妄想は妄想であり、各個人の頭の中で完結するのなら、どんなことでも考えればいいと思っている。それを現実に実行した人間が犯罪者として捕まるのだ。嫌いな人を妄想で殺しても、好きな人が二次元のキャラクターでそのキャラと妄想の中で恋愛をしたっていい。
「僕は絶対に河合江子と一緒に三人での生活はごめんです。そして、運が良いことに僕はとある人から恋愛相談を受けました。なので、その恋愛を全力で応援しようと思っています」
どんな考えかと覚悟して聞いていたが、中身は私の理解を越えたものだった。恋愛相談を受けていたとは知らなかったが、その恋愛を応援することで大鷹さんのメリットになることはなんとなく理解できた。
「それって、河合さんのことが好きだという人ですか?」
もし、河合さんに新たな恋人ができれば、大鷹さんの言う通り、小説のような三人で付き合うという、現実では荒唐無稽とも呼ばれる特殊な関係にならなくて済む。
「想像にお任せします。それで、その人からの伝言を預かっています」
大鷹さんはなぜかにっこりと微笑んでいた。その微笑みに既視感を覚える。どこかでみたような笑顔だった。

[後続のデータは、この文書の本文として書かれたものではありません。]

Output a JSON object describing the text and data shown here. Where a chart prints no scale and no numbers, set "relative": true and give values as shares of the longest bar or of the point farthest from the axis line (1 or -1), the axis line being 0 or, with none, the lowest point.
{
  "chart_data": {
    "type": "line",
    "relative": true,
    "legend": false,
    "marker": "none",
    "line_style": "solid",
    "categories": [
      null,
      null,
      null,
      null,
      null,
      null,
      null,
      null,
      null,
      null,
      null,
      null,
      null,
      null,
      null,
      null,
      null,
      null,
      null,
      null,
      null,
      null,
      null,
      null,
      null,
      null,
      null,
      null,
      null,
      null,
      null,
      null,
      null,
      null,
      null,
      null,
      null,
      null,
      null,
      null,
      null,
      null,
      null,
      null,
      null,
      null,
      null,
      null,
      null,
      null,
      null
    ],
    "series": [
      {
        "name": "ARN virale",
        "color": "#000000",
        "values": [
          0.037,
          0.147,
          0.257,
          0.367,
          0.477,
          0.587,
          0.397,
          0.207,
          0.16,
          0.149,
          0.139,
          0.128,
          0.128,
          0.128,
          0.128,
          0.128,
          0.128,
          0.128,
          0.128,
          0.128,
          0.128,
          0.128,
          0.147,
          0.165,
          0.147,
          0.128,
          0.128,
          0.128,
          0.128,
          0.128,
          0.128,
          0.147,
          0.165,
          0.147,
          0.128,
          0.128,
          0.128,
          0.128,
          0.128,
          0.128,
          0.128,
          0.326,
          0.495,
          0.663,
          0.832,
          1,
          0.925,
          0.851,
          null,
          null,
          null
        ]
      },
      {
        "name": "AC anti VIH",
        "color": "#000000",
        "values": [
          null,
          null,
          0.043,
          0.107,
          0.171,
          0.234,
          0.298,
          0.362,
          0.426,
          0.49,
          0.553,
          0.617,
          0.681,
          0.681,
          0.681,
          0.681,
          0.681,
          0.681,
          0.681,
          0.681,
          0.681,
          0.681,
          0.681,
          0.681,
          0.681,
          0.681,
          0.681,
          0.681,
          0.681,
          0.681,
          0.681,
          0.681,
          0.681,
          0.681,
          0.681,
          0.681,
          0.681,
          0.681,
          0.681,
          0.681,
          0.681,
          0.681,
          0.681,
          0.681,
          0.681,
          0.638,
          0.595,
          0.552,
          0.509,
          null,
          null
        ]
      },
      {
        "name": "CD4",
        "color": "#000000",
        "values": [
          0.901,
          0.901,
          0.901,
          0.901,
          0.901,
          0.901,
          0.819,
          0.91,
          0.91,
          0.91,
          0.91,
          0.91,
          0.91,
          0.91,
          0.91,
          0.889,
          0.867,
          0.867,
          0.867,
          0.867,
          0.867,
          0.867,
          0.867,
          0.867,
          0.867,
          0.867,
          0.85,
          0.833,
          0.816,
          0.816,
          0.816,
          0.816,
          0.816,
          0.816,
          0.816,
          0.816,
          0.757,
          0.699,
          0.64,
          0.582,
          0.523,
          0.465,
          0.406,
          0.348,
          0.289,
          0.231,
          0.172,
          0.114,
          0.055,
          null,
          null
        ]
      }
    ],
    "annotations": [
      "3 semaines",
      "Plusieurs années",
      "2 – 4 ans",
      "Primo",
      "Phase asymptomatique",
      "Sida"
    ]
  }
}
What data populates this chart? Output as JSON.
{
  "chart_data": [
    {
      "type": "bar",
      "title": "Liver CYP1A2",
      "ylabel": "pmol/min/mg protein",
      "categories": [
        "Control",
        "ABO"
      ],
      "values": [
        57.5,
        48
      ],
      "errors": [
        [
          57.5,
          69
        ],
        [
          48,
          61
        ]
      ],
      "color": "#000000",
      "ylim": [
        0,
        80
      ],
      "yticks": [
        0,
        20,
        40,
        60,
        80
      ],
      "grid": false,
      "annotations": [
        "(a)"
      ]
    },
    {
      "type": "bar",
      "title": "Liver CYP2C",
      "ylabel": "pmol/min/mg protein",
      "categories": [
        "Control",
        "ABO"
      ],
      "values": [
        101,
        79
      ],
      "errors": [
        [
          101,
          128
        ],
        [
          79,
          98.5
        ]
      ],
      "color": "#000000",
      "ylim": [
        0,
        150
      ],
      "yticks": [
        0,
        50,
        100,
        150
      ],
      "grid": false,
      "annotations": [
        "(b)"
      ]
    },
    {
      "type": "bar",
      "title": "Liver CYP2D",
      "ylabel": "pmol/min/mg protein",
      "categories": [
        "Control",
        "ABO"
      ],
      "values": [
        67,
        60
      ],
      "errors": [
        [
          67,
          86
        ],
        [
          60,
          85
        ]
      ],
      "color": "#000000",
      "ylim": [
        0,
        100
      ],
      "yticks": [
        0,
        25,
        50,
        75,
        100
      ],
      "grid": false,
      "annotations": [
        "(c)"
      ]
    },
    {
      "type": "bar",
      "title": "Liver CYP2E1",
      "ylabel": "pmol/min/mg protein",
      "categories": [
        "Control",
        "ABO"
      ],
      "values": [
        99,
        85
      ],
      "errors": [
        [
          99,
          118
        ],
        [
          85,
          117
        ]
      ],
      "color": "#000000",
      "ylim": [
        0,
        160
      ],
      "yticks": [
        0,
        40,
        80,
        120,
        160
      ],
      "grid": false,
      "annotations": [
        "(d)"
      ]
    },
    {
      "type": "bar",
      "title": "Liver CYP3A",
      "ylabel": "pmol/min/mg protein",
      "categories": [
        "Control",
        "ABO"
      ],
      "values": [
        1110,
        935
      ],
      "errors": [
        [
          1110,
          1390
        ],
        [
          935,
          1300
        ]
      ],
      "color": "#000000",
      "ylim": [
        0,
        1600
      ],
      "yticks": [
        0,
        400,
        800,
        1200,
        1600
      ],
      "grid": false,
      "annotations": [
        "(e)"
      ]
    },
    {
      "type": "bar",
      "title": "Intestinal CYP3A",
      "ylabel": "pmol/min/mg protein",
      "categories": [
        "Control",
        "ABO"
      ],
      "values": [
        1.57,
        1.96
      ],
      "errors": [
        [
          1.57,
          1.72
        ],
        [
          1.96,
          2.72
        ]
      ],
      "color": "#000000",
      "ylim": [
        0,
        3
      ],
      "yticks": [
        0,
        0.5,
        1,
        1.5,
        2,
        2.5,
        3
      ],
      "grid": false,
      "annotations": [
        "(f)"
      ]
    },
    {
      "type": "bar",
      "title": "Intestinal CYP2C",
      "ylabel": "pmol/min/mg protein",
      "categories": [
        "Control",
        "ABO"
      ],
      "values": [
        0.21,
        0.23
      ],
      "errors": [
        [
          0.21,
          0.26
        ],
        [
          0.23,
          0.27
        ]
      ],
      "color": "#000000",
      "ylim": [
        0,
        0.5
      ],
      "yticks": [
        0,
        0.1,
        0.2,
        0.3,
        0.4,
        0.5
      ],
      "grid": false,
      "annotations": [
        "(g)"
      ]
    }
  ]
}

「私は【紗々の葉先生】のファンではありますが、先生個人としては苦手なタイプです。この先も先生とは気が合うことはないでしょう。しかし、まさか、あんな素晴らしい作品をお書きになる先生が私の身近にいたとは驚きです。そんな先生の素敵な旦那様が、私の恋を応援してくれるというので、とても心強いです。先生は今後も素晴らしい作品をたくさんお書きください。そして、どうか私の恋路の邪魔をしないでください」
「なんだか、その人の顔が思い浮かぶのですが……」
大鷹さんは伝言をもらった人の口調を真似て話してくれた。そして、それを聞いてとても嫌な予感がした。私がその人にとって苦手なタイプ、気が合わない、身近な人、ある特定の人物を言い当てるには充分な情報だ。
「結局、バレたということか……」
「まあ、【先生】にとっては、ファンが一人増えたので良かったのでは?」
「そういうことにします」
ファンが増えたのはいいが、そのファンが私にとって厄介な相手だったというのは、目を瞑ることにしよう。